Right now, it’s remarkable that JPMorgan has managed to build a thick cushion against future losses and still generate substantial earnings over and above what it’s putting aside. But can that trend continue? JPMorgan now holds $34 billion in reserves for future loan losses, a $20 billion or 142% increase from the start of the year. On the call, Dimon said that if the recovery tracks the base case scenario, JPMorgan will have $10 billion in excess reserves that it won’t need. Recouping reserves would provide a big lift to future profits.

What JPMorgan has going for it is a combination of gigantic reserves and big earnings power that would enables it to swell its reserves if things get much worse, and still have plenty of profit left over. On the call, Dimon pointed out that after paying the regular $2.5 billion dividend and covering loan loss provisions in Q3, JPMorgan booked $7 billion in extra earnings that it added to capital, providing a stronger bulwark for future credit losses.

JPMorgan’s in no danger of getting in the same kind of trouble that crippled banks in the great financial crisis.

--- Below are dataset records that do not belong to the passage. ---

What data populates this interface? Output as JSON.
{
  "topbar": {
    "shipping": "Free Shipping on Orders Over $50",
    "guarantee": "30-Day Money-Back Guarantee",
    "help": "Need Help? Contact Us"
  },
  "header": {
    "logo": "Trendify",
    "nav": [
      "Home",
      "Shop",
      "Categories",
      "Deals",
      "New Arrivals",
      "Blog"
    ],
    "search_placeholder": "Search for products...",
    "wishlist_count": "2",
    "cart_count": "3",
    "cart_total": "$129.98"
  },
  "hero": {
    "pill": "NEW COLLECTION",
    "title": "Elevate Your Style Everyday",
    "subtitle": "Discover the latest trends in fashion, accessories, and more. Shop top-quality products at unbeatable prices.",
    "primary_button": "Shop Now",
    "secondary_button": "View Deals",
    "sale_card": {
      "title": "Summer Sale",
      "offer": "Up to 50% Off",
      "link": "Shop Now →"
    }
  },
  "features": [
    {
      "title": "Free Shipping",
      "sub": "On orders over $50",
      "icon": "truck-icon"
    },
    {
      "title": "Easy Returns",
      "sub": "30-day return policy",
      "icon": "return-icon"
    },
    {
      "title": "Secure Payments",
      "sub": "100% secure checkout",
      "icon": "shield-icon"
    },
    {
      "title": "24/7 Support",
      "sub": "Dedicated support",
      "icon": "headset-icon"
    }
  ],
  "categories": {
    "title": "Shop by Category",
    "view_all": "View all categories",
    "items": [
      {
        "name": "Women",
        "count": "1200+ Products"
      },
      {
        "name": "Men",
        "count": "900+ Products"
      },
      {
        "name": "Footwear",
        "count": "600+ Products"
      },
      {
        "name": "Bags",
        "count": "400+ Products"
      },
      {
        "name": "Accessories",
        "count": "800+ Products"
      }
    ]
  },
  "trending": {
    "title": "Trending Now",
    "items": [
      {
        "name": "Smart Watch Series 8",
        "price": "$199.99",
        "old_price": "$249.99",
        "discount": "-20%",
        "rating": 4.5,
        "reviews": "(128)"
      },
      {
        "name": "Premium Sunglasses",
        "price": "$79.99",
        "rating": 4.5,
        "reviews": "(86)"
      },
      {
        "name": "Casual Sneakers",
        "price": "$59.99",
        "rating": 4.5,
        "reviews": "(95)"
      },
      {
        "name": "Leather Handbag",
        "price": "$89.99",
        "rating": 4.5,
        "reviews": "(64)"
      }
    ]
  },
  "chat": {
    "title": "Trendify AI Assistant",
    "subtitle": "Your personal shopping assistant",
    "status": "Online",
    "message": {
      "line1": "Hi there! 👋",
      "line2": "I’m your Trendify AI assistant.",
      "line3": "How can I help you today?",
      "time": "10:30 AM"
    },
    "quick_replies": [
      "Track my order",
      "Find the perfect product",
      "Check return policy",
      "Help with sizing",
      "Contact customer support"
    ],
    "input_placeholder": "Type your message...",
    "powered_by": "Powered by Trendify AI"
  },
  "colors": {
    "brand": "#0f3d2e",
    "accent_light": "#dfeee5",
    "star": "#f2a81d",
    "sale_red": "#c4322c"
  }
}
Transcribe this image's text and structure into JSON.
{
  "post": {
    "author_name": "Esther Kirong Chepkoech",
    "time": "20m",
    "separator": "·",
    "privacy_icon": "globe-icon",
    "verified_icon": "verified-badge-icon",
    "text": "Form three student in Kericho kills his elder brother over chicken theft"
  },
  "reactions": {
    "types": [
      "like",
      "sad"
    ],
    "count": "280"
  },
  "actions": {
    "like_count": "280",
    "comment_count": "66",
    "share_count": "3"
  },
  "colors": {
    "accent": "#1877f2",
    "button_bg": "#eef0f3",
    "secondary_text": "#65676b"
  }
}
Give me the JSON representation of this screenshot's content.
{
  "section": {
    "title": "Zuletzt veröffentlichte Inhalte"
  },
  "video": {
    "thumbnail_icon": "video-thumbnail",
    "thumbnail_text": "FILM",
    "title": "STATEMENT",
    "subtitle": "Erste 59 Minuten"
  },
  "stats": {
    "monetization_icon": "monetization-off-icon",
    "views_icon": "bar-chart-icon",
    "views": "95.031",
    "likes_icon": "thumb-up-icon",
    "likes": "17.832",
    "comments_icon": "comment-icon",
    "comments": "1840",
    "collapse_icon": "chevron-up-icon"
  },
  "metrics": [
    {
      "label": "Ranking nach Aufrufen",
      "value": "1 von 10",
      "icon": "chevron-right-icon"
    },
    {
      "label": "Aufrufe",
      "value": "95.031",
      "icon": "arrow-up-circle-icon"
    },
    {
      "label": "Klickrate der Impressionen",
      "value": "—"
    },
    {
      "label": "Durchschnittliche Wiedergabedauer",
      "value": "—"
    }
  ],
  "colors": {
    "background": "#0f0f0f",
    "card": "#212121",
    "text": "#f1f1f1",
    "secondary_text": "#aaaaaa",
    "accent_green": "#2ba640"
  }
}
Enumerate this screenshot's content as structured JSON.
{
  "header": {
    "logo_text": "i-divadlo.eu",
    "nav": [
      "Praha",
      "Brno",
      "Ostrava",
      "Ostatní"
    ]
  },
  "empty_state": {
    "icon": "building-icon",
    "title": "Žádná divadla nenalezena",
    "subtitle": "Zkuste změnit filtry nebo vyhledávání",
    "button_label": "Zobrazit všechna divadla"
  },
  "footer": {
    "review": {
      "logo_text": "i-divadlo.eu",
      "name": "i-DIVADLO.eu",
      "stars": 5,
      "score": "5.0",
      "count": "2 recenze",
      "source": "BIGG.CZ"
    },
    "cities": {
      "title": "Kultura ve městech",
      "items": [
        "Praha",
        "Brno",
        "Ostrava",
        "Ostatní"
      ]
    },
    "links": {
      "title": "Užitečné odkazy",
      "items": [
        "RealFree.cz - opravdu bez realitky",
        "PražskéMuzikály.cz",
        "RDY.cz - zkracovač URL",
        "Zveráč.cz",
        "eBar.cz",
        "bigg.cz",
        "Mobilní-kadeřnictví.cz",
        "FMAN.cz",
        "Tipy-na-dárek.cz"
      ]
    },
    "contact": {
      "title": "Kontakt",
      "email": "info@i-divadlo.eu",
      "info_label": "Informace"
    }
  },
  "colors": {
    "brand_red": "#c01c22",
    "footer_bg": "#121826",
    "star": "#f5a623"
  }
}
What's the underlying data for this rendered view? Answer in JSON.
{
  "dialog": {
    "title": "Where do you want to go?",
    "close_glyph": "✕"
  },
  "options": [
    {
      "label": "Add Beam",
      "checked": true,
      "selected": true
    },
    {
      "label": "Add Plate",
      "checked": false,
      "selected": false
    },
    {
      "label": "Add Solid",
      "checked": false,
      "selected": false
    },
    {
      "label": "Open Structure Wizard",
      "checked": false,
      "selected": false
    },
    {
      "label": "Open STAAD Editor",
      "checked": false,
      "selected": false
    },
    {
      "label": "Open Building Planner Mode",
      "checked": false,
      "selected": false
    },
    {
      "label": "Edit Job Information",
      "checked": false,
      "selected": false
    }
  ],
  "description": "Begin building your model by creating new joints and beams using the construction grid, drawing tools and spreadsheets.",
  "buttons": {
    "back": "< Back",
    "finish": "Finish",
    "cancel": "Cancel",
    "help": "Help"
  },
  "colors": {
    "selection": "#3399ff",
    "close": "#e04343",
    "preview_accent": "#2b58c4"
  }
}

Still, if the U.S. enters a period of grinding long-lasting unemployment, it could still take more CECL hits—as well as suffer from flagging loan growth—that could make it a lot less profitable than in last year’s golden days, or even in the last quarter. Wall Street certainly isn’t convinced. The bank’s share price fell 1.6% following the strong Q2 report, and its price/earnings ratio is languishing at a paltry 13.

Chris Wolfe, an analyst for Fitch Ratings, sounds a note of caution. “The banks are significantly better off than in the global financial crisis,” he says. “They should be well-reserved through into 2021. But it’s too early to tell how adequate their reserves are over the cycle. We’ll have to see the progress in containing the pandemic, and see how the employment data rolls in.”

So far, JPMorgan is proceeding with extreme caution—and still making plenty of money.